Uma cifra de R$ 89,5 mil chegou a ser repassada para a obra em 2014, mas segundo a Secretaria Municipal de Saúde, o valor foi devolvido integralmente à União em 2020. Isso porque o projeto foi remanejado para outro equipamento: o Hospital Gonzaga Mota de Messejana, o Gonzaguinha de Messejana. "A atual gestão fará avaliação epidemiológica e populacional sobre a prioridade de novos equipamentos na Capital", esclareceu a pasta em nota enviada ao PontoPoder no dia 7 de janeiro de 2025.
Mas vale destacar que todas as informações do painel do TCU atualizadas anualmente são referentes ao período até abril de 2024. Por isso, o levantamento do PontoPoder pode ter alguma margem de erro, com novas obras paralisadas e/ou outras retomadas após essa data.
Nesse levantamento, as construções da Saúde sofreram com dificuldade financeira ou técnica da empresa executora ou do tomador, fato ou evento não previsto, falta de aporte de contrapartida e discricionariedade do ministério responsável.
Além desses motivos, as demais áreas foram impactadas pela execução em desconformidade com o projeto, o fluxo financeiro insuficiente (atraso nos repasses financeiros), a não liberação de frentes de obra, o abandono da empresa, o atraso ou falta de pagamento da construtora, rescisão ou descumprimento de contrato, falha na execução de serviços, irregularidades na gestão anterior, medidas administrativas do estado ou município beneficiado e outros.

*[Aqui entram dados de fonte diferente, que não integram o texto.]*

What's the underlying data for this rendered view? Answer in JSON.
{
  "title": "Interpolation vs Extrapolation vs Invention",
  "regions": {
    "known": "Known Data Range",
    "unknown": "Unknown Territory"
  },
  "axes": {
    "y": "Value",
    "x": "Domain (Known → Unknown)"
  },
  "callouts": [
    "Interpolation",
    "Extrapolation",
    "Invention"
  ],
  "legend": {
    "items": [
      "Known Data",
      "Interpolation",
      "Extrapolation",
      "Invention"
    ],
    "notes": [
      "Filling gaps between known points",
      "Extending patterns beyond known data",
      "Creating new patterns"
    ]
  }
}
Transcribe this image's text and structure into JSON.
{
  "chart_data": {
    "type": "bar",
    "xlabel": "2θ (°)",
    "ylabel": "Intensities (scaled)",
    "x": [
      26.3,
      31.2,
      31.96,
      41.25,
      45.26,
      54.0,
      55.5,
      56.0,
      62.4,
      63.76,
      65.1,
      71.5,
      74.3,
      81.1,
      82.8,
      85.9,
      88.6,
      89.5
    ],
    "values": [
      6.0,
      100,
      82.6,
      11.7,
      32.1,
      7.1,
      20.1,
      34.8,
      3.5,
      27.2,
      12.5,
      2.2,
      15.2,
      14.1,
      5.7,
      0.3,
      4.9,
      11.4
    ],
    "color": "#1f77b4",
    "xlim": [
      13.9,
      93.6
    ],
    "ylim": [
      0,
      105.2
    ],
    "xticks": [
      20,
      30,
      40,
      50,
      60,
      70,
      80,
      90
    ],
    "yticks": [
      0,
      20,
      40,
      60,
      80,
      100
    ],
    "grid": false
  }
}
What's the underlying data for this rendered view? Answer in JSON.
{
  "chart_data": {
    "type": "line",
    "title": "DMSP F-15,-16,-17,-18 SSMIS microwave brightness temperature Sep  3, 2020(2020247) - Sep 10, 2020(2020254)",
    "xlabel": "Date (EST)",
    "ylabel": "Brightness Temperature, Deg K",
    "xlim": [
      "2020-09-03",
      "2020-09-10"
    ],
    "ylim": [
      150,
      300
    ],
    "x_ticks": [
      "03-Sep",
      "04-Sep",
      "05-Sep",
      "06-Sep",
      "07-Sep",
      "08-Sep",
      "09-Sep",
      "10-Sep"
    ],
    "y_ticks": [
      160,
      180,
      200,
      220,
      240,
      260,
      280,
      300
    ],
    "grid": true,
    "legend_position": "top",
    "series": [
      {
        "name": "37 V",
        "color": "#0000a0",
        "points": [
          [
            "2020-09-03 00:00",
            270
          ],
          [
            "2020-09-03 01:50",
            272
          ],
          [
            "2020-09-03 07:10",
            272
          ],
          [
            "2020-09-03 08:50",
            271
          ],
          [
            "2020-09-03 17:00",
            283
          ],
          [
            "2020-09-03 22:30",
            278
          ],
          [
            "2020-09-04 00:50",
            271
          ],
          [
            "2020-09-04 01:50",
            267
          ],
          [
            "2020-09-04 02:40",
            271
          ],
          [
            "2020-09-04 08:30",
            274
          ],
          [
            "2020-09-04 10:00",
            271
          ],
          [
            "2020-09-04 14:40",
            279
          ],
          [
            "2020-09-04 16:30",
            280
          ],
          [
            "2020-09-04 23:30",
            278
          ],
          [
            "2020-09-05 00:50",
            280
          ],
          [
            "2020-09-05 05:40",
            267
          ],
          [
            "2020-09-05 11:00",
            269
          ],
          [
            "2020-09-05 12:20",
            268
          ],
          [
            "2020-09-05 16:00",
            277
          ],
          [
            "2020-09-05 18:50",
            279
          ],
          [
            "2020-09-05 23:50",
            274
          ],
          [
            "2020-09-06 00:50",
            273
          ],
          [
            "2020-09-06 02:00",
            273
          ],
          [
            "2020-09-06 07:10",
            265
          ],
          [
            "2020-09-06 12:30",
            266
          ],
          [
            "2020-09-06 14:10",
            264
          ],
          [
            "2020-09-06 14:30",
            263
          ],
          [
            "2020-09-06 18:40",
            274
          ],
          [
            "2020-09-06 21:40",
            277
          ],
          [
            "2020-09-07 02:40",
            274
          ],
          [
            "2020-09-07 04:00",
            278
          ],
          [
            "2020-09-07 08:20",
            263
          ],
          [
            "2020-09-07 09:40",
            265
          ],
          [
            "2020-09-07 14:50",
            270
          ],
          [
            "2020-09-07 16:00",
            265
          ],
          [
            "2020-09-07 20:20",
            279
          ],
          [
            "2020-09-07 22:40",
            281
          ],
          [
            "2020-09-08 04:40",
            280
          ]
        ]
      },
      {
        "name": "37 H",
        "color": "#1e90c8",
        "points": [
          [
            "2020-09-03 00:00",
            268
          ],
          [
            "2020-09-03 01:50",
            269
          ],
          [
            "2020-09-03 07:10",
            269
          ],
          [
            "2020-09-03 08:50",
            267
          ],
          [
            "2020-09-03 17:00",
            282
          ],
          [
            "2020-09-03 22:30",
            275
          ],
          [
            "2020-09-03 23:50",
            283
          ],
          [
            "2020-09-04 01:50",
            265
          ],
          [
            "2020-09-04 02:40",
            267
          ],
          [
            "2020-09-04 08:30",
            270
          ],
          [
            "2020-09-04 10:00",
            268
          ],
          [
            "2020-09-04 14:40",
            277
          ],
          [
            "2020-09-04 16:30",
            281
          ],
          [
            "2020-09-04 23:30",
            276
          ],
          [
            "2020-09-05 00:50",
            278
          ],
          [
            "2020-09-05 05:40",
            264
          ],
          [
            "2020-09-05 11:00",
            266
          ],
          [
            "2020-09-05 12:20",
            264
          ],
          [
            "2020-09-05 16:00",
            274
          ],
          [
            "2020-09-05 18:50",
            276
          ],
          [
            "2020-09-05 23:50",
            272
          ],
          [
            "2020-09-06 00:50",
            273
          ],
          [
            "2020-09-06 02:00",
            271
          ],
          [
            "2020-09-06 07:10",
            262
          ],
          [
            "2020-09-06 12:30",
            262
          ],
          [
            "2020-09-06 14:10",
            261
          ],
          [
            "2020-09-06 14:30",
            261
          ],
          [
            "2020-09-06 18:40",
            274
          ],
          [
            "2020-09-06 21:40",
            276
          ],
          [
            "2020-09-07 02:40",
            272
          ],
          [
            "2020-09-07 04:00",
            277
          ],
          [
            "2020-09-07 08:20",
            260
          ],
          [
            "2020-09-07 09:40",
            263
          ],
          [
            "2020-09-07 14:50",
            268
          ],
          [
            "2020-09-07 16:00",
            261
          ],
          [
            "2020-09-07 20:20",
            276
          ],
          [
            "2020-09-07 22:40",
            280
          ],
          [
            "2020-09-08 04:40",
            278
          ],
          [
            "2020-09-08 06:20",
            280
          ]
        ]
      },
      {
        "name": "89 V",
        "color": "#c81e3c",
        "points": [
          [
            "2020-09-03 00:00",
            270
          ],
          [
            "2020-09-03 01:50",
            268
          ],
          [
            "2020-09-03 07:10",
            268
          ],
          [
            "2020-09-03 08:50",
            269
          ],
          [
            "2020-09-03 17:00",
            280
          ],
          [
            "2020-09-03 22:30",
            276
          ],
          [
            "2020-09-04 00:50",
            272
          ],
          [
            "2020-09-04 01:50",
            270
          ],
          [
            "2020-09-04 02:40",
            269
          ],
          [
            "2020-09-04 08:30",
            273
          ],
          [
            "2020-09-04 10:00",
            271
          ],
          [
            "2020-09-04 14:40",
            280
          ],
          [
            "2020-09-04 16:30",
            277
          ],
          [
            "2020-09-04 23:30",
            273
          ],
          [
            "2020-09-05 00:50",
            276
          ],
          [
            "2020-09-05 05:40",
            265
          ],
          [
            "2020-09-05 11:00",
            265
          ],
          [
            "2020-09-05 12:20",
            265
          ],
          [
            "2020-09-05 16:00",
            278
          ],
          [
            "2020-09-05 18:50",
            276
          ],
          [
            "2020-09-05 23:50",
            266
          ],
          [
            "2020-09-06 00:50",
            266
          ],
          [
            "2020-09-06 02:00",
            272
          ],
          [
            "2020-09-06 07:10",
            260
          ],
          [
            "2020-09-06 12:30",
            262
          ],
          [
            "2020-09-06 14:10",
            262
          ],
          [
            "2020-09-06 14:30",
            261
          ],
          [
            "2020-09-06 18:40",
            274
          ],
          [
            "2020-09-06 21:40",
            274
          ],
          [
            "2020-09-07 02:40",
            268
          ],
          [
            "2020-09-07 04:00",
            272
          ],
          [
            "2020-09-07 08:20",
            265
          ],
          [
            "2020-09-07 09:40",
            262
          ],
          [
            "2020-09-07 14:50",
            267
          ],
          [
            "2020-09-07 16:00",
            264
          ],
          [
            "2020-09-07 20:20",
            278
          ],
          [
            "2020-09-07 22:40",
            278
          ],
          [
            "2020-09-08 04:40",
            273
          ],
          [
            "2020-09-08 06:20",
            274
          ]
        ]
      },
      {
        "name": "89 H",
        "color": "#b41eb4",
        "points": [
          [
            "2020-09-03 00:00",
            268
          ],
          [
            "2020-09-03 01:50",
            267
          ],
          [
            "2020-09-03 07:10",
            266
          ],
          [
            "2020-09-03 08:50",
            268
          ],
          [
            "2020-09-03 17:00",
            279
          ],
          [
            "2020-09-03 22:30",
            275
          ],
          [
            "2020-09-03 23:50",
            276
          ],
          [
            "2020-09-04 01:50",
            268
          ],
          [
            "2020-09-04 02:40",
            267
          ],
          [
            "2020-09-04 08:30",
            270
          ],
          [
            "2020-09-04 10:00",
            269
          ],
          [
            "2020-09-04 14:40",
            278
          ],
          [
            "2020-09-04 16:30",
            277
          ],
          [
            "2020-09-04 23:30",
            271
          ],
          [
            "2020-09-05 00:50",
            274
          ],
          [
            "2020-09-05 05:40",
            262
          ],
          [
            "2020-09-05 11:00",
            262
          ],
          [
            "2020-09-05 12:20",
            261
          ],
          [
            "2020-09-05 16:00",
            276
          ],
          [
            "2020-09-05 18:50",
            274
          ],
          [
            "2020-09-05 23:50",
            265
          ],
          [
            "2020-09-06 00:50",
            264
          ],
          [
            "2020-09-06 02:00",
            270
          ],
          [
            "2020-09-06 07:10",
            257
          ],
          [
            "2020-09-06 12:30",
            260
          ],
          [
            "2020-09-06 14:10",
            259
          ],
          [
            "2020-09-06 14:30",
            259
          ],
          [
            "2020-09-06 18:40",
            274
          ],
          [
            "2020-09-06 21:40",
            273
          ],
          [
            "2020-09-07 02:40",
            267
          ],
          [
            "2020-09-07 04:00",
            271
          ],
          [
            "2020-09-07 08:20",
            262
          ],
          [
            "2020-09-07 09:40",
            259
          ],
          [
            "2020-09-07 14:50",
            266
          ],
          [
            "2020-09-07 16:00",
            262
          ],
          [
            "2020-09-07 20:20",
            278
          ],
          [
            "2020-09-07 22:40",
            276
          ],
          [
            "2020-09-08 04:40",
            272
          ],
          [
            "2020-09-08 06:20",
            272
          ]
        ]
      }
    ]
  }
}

É o caso das obras sob o Ministério da Integração e Desenvolvimento Regional (MDR). Apesar de o MEC ser líder no número de construções e serviços em infraestrutura paralisados, é o MDR que concentra o maior volume de investimento desperdiçado, superior a R$ 423 milhões.
Essa é a pasta responsável por destinar recursos para 37 projetos de infraestrutura viária, obras contra a seca e abastecimento de água no Ceará – isto para localidades de médio e grande porte. Um exemplo de ação prejudicada por questão orçamentária da União é a 2ª etapa da irrigação Baixo Acaraú no município de Marco, que demanda R$ 233 milhões em recursos, mais que a metade do montante destinado pelo ministério ao projeto.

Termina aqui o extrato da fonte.